The Indian carrier, operated by InterGlobe Aviation Ltd., said in a statement Monday that the disease has made it “impossible for our company to fly through this economic storm without making some sacrifices.”
The cuts could cost 2,700 jobs based on the airline’s total payroll, though it didn’t provide a number.
IndiGo, which controls more than 50% of the Indian market, has been viewed as one of the industry’s healthier carriers, with enough liquidity to withstand a downturn for several months. Its move suggests that weaker airlines will have to take more drastic measures.
The company, owned by billionaires Rahul Bhatia and Rakesh Gangwal, is the biggest customer in the world for Airbus SE’s best-selling A320neo jets, and so far has been among the handful of airlines to keep accepting new aircraft deliveries on schedule.

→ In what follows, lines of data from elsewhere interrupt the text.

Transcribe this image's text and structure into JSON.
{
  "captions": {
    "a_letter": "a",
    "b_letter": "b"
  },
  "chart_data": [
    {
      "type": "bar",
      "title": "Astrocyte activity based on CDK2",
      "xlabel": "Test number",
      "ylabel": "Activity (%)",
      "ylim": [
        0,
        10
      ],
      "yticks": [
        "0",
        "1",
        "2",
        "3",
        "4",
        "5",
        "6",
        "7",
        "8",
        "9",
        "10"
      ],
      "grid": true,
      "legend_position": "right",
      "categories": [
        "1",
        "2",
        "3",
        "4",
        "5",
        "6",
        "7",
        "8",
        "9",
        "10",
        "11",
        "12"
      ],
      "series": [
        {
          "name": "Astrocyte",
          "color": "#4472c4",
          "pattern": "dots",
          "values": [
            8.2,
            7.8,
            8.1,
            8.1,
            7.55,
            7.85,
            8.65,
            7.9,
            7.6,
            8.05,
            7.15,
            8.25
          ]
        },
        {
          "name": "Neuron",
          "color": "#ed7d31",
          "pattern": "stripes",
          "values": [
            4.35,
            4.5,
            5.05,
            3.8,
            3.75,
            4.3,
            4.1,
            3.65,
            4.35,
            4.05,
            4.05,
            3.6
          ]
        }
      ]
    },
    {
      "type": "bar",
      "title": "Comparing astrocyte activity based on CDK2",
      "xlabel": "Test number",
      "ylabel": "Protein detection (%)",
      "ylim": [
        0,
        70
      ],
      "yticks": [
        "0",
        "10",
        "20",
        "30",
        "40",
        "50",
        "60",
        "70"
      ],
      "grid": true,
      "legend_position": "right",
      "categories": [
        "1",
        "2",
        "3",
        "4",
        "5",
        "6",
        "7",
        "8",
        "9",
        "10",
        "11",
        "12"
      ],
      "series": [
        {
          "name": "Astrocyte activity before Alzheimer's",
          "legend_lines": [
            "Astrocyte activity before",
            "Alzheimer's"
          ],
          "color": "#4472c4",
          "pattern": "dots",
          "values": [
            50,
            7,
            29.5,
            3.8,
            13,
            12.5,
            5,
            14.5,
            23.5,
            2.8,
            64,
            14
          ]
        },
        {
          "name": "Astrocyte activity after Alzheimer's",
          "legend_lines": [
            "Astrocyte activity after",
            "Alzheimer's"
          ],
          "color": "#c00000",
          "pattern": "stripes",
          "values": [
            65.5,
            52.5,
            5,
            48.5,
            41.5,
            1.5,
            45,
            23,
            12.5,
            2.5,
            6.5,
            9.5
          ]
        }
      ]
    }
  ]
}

IndiGo plans to raise 30 billion rupees ($400 million) to augment its balance sheet and prepare for future growth, the Business Standard reported earlier.
Managing Cash
The outbreak has stifled tourism and forced business customers to cut back on non-essential trips, triggering an unprecedented travel slump. Airlines from Africa to Australia have entered administration or shut down as the industry is deprived of revenue and struggles to rein in costs.
At Indigo, the workers losing their posts will be paid severance equivalent to at least three months of salary and other benefits, the company said in a statement.
“This is indeed a very unfortunate turn of events,” the company said in a statement. “This pandemic has forced us to re-evaluate.”